Funny, last weekend I was at an opening where there were sculptures made by bees. Jack Shainman Galleries, The School, Kinderhook NY. They were the best thing in the show.Jklint wrote:I won't tire you for long except to say I agree IF you define art as ANYTHING created whether by human or other agencies regardless of whether it was ever meant to be art. That would include, for example, a spider's web whose tapestry I'm very much in awe of but means nothing to the spider in terms of beauty or design its sole purpose being a functional one. Then there are the truly magnificent Sistine structures of nature, the corral reefs built by organizations of tiny creatures who have no concept of how wonderfully abstract their creations are.
I'd love to talk about art, it's the passion of my life. But the "what is art" conversation leaves me cold. Art is that stuff you hang on walls, put on pedestals, everyone knows what art is. Good art, bad art, indifferent art, I'd love to talk about art but it would be off topic here.

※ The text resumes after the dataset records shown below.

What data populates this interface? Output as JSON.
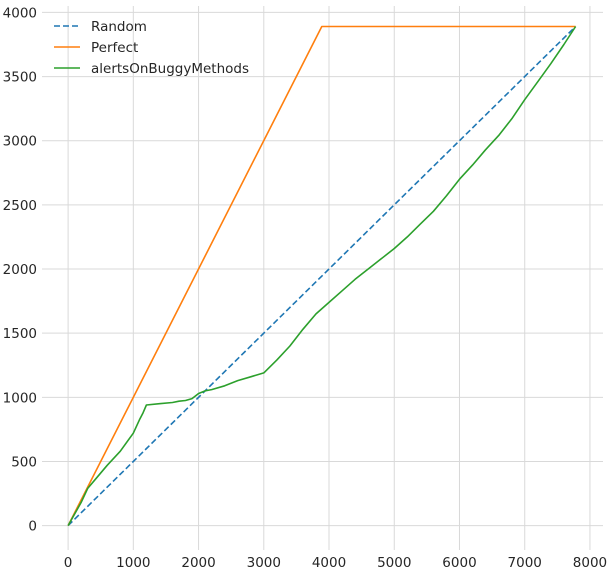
{
  "chart_data": {
    "type": "line",
    "title": "",
    "xlabel": "",
    "ylabel": "",
    "xlim": [
      -400,
      8200
    ],
    "ylim": [
      -190,
      4050
    ],
    "x_ticks": [
      0,
      1000,
      2000,
      3000,
      4000,
      5000,
      6000,
      7000,
      8000
    ],
    "y_ticks": [
      0,
      500,
      1000,
      1500,
      2000,
      2500,
      3000,
      3500,
      4000
    ],
    "grid": true,
    "legend_position": "upper-left",
    "series": [
      {
        "name": "Random",
        "color": "#1f77b4",
        "dash": true,
        "x": [
          0,
          7780
        ],
        "y": [
          0,
          3890
        ]
      },
      {
        "name": "Perfect",
        "color": "#ff7f0e",
        "dash": false,
        "x": [
          0,
          3890,
          7780
        ],
        "y": [
          0,
          3890,
          3890
        ]
      },
      {
        "name": "alertsOnBuggyMethods",
        "color": "#2ca02c",
        "dash": false,
        "x": [
          0,
          200,
          300,
          400,
          600,
          800,
          1000,
          1100,
          1150,
          1200,
          1400,
          1600,
          1700,
          1800,
          1900,
          2000,
          2100,
          2200,
          2400,
          2600,
          2800,
          3000,
          3200,
          3400,
          3600,
          3800,
          4000,
          4200,
          4400,
          4600,
          4800,
          5000,
          5200,
          5400,
          5600,
          5800,
          6000,
          6200,
          6400,
          6600,
          6800,
          7000,
          7200,
          7400,
          7600,
          7780
        ],
        "y": [
          0,
          180,
          290,
          350,
          470,
          580,
          720,
          830,
          880,
          940,
          950,
          960,
          970,
          975,
          990,
          1030,
          1050,
          1060,
          1090,
          1130,
          1160,
          1190,
          1290,
          1400,
          1530,
          1650,
          1740,
          1830,
          1920,
          2000,
          2080,
          2160,
          2250,
          2350,
          2450,
          2570,
          2700,
          2810,
          2930,
          3040,
          3170,
          3320,
          3460,
          3600,
          3750,
          3890
        ]
      }
    ]
  }
}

When I tell my friends about Garnett Puett's wax sculptures created by bees, no one has said "you call that art?" See how tiresome that would be?

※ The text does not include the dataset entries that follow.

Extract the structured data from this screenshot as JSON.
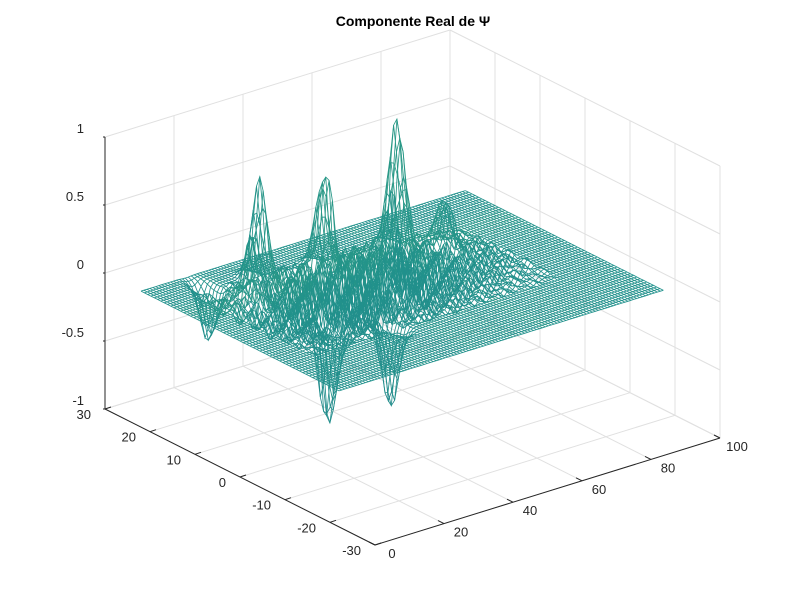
{
  "chart_data": {
    "type": "surface",
    "render": "mesh",
    "title": "Componente Real de Ψ",
    "xlabel": "",
    "ylabel": "",
    "zlabel": "",
    "xlim": [
      0,
      100
    ],
    "ylim": [
      -30,
      30
    ],
    "zlim": [
      -1,
      1
    ],
    "x_ticks": [
      0,
      20,
      40,
      60,
      80,
      100
    ],
    "y_ticks": [
      -30,
      -20,
      -10,
      0,
      10,
      20,
      30
    ],
    "z_ticks": [
      -1,
      -0.5,
      0,
      0.5,
      1
    ],
    "x_tick_labels": [
      "0",
      "20",
      "40",
      "60",
      "80",
      "100"
    ],
    "y_tick_labels": [
      "-30",
      "-20",
      "-10",
      "0",
      "10",
      "20",
      "30"
    ],
    "z_tick_labels": [
      "-1",
      "-0.5",
      "0",
      "0.5",
      "1"
    ],
    "grid": true,
    "colormap": [
      "#440154",
      "#3b528b",
      "#21918c",
      "#5ec962",
      "#fde725"
    ],
    "surface": {
      "x_range": [
        0,
        94
      ],
      "y_range": [
        -22,
        22
      ],
      "baseline_z": 0,
      "peaks": [
        {
          "x": 16,
          "y": 9,
          "z": 0.5
        },
        {
          "x": 24,
          "y": 14,
          "z": 0.72
        },
        {
          "x": 40,
          "y": 12,
          "z": 0.68
        },
        {
          "x": 60,
          "y": 11,
          "z": 0.98
        },
        {
          "x": 50,
          "y": 5,
          "z": 0.45
        },
        {
          "x": 70,
          "y": 8,
          "z": 0.35
        },
        {
          "x": 22,
          "y": -3,
          "z": -0.78
        },
        {
          "x": 33,
          "y": -8,
          "z": -0.62
        },
        {
          "x": 13,
          "y": 17,
          "z": -0.4
        },
        {
          "x": 45,
          "y": -2,
          "z": 0.3
        }
      ]
    }
  }
}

-- Updated May 29th, 2016, 7:38 am to add the following --
In most definitions, "art" is not a value judgment -- it's a simple category of objects. That allows you to avoid the tiresome "what is art" conversation!Jklint wrote:By your and Greta's assertion anything and everything created by humans or close cousin is art and yet only humans invariably qualify everything according to their perception of value and in that respect it's the future that's in charge of that catalog much more so than any contemporary view.